Question

A real gas most closely approaches the behaviour of an ideal gas at
A) $\,15atm\,$ and $\,200K\,$
B) $\,1atm\,$ and $\,273K\,$
C) $\,0.5atm\,$ and $\,500K\,$
D) $\,15atm\,$ and $\,500K\,$

Answer 1

Hint: Kinetic theory of gases gives us the idea about ideal gas and real gas. Real gases deviate from ideal gases mainly because of assumptions in kinetic theory.

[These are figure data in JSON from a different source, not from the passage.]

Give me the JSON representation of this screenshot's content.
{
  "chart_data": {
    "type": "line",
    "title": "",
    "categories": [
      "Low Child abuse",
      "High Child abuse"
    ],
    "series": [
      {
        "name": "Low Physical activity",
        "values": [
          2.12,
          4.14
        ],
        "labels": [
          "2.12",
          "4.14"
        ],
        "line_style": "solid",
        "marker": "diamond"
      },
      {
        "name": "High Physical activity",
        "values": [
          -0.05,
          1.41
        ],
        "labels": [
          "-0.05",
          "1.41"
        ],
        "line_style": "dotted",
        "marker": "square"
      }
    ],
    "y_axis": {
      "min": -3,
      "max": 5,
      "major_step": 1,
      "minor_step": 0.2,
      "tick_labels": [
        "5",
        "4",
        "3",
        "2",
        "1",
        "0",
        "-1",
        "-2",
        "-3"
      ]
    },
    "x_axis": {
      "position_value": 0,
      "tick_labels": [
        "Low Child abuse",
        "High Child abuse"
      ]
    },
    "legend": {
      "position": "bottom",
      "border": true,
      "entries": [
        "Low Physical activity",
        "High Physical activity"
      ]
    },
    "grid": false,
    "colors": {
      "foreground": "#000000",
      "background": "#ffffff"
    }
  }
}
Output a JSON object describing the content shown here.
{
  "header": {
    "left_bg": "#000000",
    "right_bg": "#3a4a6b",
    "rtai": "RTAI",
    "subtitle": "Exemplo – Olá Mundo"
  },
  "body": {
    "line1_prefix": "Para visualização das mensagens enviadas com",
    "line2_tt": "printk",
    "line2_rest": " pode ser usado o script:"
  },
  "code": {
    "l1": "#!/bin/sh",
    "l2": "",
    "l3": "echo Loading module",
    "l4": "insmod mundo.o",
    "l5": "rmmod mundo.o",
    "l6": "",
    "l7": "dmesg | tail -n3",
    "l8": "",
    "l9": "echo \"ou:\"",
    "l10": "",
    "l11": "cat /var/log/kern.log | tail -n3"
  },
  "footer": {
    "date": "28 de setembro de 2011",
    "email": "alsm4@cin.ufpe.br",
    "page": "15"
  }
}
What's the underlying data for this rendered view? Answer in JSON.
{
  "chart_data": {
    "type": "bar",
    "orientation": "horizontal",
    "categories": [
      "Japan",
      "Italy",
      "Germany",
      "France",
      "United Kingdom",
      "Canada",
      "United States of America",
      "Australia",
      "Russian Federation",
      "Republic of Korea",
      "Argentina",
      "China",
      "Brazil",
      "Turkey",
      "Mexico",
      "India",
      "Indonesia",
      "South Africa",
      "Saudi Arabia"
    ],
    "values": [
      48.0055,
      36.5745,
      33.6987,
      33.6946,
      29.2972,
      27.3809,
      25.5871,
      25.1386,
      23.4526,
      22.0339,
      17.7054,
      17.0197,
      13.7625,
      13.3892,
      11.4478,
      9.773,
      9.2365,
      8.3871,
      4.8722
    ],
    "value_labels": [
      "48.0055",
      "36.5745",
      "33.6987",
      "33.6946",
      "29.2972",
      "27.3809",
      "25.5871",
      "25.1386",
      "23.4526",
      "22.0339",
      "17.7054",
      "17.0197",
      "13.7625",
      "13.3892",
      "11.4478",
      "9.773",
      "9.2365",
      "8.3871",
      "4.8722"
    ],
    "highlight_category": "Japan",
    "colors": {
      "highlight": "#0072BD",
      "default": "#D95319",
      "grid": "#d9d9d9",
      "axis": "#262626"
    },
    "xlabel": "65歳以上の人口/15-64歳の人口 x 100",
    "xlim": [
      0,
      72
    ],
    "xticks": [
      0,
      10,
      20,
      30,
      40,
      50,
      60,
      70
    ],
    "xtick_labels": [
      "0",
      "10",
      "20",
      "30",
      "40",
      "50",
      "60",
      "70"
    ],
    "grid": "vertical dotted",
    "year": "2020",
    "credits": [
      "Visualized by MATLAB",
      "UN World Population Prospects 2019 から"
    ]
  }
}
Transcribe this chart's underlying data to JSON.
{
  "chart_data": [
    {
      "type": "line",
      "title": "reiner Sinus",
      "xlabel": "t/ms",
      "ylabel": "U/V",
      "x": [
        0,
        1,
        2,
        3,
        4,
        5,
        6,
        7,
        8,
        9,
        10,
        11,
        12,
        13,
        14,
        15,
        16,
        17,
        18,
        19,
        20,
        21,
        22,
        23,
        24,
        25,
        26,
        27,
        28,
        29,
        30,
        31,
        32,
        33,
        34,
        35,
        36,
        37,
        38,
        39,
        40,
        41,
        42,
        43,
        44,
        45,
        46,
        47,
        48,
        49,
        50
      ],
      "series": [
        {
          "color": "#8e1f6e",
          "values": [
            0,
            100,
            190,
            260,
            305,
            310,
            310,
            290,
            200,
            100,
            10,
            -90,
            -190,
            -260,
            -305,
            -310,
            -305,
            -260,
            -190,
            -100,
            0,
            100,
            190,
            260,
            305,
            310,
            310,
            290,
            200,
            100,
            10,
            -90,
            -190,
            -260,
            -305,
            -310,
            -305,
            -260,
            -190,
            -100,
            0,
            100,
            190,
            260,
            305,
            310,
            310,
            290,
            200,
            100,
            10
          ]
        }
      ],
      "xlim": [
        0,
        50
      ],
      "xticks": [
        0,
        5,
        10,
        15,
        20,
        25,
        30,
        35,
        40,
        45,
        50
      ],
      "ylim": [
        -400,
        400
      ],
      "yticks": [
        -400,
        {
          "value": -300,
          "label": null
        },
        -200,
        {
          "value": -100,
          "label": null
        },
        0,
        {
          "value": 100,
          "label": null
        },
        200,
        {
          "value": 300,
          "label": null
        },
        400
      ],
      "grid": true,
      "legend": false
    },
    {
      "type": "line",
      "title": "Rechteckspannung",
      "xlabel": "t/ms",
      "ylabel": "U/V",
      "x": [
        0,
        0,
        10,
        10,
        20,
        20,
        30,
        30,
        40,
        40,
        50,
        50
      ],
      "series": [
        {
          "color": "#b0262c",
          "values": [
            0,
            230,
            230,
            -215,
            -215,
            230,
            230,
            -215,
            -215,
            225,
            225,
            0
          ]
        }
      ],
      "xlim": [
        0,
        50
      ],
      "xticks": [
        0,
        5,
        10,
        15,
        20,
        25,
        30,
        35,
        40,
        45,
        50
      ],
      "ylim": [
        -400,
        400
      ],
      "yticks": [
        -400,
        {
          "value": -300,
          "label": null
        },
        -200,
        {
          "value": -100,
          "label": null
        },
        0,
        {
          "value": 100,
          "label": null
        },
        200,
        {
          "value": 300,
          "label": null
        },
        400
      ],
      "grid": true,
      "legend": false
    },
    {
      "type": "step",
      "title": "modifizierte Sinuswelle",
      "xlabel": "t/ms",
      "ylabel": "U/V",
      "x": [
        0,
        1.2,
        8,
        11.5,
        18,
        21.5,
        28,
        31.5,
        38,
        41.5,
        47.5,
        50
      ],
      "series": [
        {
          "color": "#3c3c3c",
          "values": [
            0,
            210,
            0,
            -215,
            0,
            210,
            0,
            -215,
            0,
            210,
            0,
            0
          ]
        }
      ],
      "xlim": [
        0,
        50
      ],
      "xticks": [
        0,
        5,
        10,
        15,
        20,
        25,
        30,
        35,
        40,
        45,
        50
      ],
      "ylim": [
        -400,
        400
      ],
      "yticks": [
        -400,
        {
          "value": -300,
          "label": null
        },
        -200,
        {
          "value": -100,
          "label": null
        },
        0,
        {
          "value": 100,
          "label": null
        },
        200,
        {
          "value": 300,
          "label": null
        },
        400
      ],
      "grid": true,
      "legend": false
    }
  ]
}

Complete step by step answer:
Let us first understand the assumptions in kinetic theory of gases about this;
Compared to the volume of the vessel, the volume of the gas particle is negligible while the volume of the individual gas particle is very significant.
There is no gaseous particle interaction while there are attracting forces between particles of real gas.
These are the main assumptions regarding the deviation of real gases from ideal gases.
Now, there is a law termed ideal gas law or ideal gas equation which states about the behaviour of ideal gases;
$\,PV = nRT\,$
Where, $\,P\,$ is the pressure of the gas
$\,V\,$ is the volume taken up by the gas
$\,T\,$ is the temperature of the gas
$\,R\,$ is the gas constant
$\,n\,$is the number of moles of the gas
If the gas pressure is too high, or the temperature is too low, substantial deviations from the ideal gas law can occur. So, a real gas obtains ideal gas behaviour at very low pressure and high temperature.
From the above explanations, it is clear that option C is the correct answer.


Note:
An ideal gas is a fictional gas which was conceived by scientists so that it would be far simpler to explain the basic Ideal Gas Law if factors such as intermolecular forces did not occur. Essentially, ideal gases are point masses that travel in continuous, spontaneous, straight-line motion. Its behaviour is defined in the Kinetic-Molecular Theory of Gases by the assumptions stated. This description of an ideal gas differs with the description of Non-Ideal Gas, since this equation illustrates how gas behaves.